I’m getting old. Four extra years could make all the difference in my life. I want to be alive (and moderately alert) to meet my grandkids without my daughters having to get knocked up in high school.

So far I’ve been a winner in life. I have a loving, hard-headed husband, two amazing, healthy children, a nearly fully-functioning mind, and the financial means to afford therapy for those parts of my brain predisposed to short circuiting. These wins should buy me a couple of years at least. But what if that’s not enough?

Just when I was beginning to believe that winning isn’t everything, that it’s worth it to show up, play my heart out and contribute, win or not, I find out nope, winning not only feels better, it adds years to your life.

I’m in search of some extra years, stat!  If winning will bring ‘em, get out of my way.

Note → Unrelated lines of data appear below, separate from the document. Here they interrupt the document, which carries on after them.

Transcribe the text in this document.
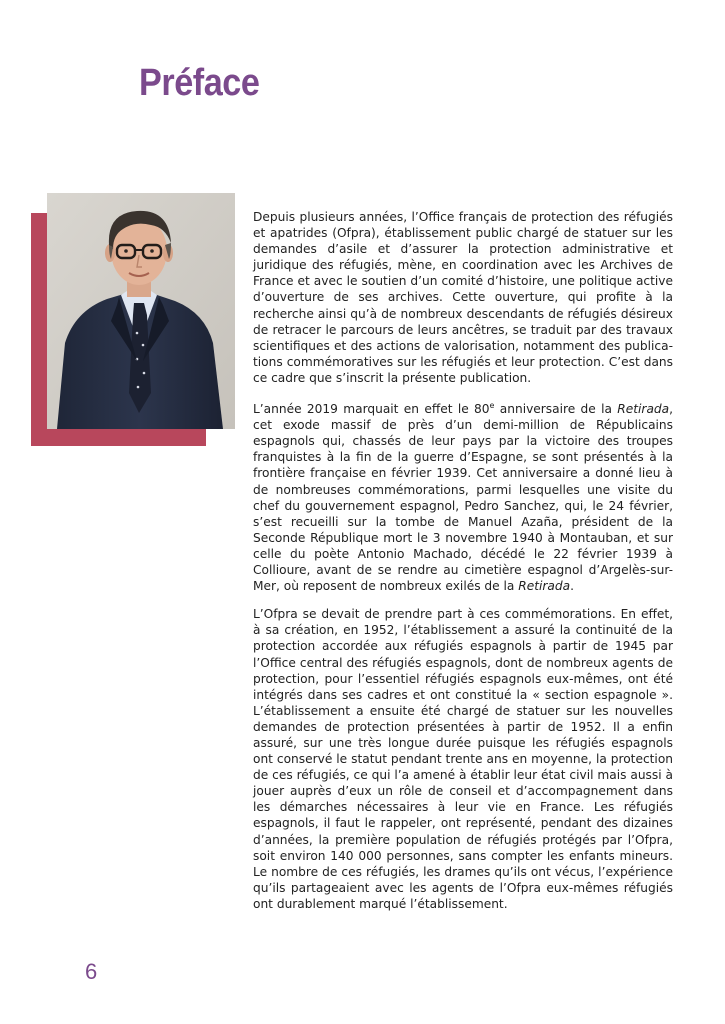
Préface

Depuis plusieurs années, l’Office français de protection des réfugiés et apatrides (Ofpra), établissement public chargé de statuer sur les demandes d’asile et d’assurer la protection administrative et juridique des réfugiés, mène, en coordination avec les Archives de France et avec le soutien d’un comité d’histoire, une politique active d’ouverture de ses archives. Cette ouverture, qui profite à la recherche ainsi qu’à de nombreux descendants de réfugiés désireux de retracer le parcours de leurs ancêtres, se traduit par des travaux scientifiques et des actions de valorisation, notamment des publications commémoratives sur les réfugiés et leur protection. C’est dans ce cadre que s’inscrit la présente publication.

L’année 2019 marquait en effet le 80e anniversaire de la Retirada, cet exode massif de près d’un demi-million de Républicains espagnols qui, chassés de leur pays par la victoire des troupes franquistes à la fin de la guerre d’Espagne, se sont présentés à la frontière française en février 1939. Cet anniversaire a donné lieu à de nombreuses commémorations, parmi lesquelles une visite du chef du gouvernement espagnol, Pedro Sanchez, qui, le 24 février, s’est recueilli sur la tombe de Manuel Azaña, président de la Seconde République mort le 3 novembre 1940 à Montauban, et sur celle du poète Antonio Machado, décédé le 22 février 1939 à Collioure, avant de se rendre au cimetière espagnol d’Argelès-sur-Mer, où reposent de nombreux exilés de la Retirada.

L’Ofpra se devait de prendre part à ces commémorations. En effet, à sa création, en 1952, l’établissement a assuré la continuité de la protection accordée aux réfugiés espagnols à partir de 1945 par l’Office central des réfugiés espagnols, dont de nombreux agents de protection, pour l’essentiel réfugiés espagnols eux-mêmes, ont été intégrés dans ses cadres et ont constitué la « section espagnole ». L’établissement a ensuite été chargé de statuer sur les nouvelles demandes de protection présentées à partir de 1952. Il a enfin assuré, sur une très longue durée puisque les réfugiés espagnols ont conservé le statut pendant trente ans en moyenne, la protection de ces réfugiés, ce qui l’a amené à établir leur état civil mais aussi à jouer auprès d’eux un rôle de conseil et d’accompagnement dans les démarches nécessaires à leur vie en France. Les réfugiés espagnols, il faut le rappeler, ont représenté, pendant des dizaines d’années, la première population de réfugiés protégés par l’Ofpra, soit environ 140 000 personnes, sans compter les enfants mineurs. Le nombre de ces réfugiés, les drames qu’ils ont vécus, l’expérience qu’ils partageaient avec les agents de l’Ofpra eux-mêmes réfugiés ont durablement marqué l’établissement.

6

Does it matter if my opponents are formidable or would any wins work? I’m not above getting a win off of a child or a friend. If major award winners live up to four extra years, how long would I get if I beat my kids at Twister? What about Chess? Would my extra time if I won a Yeah Write competition be measured in days? Weeks? Oh, the glory of life!

Yes, winning these contests would mean I’d be stealing years away from my less fortunate family and friends. But those losers have more time to spare. Mine is a life or death mission. Now that I know winning imparts the benefit of extra life, move over people. You’re on notice.

What’s going to give me the most life for my effort?

The chances of me winning a Nobel Prize or Academy Award are slim at this point. (Though I am open to embracing either of those distinctions. And I’ve already found the perfect dress.) In lieu of a Pulitzer Prize jackpot, I’ll have to piece together additional life by winning smaller competitions. Here’s my plan:

  • Secure Publishing Contract = 6 months per book
  • Conduct Media Tours for my books:  National Media Outlets = 1 month per; Local Media Outlets = 1 week per
  • Publish Magazine/Online Articles =  1 week per
  • Win “Freshly Pressed” Distinction =  1.5 days per
  • Win at anything against my husband =  10 hours per
  • Win at board games and hide ‘n seek against children =  2 hours per

Am I not thinking grand enough? National Book Award? Oprah Book Club 2.0? New York Times Bestseller List? I’m feeling younger already!

Seeing that my life depends on it, perhaps I should start writing my award-winning novel … In the meantime, anyone up for a friendly game of tag?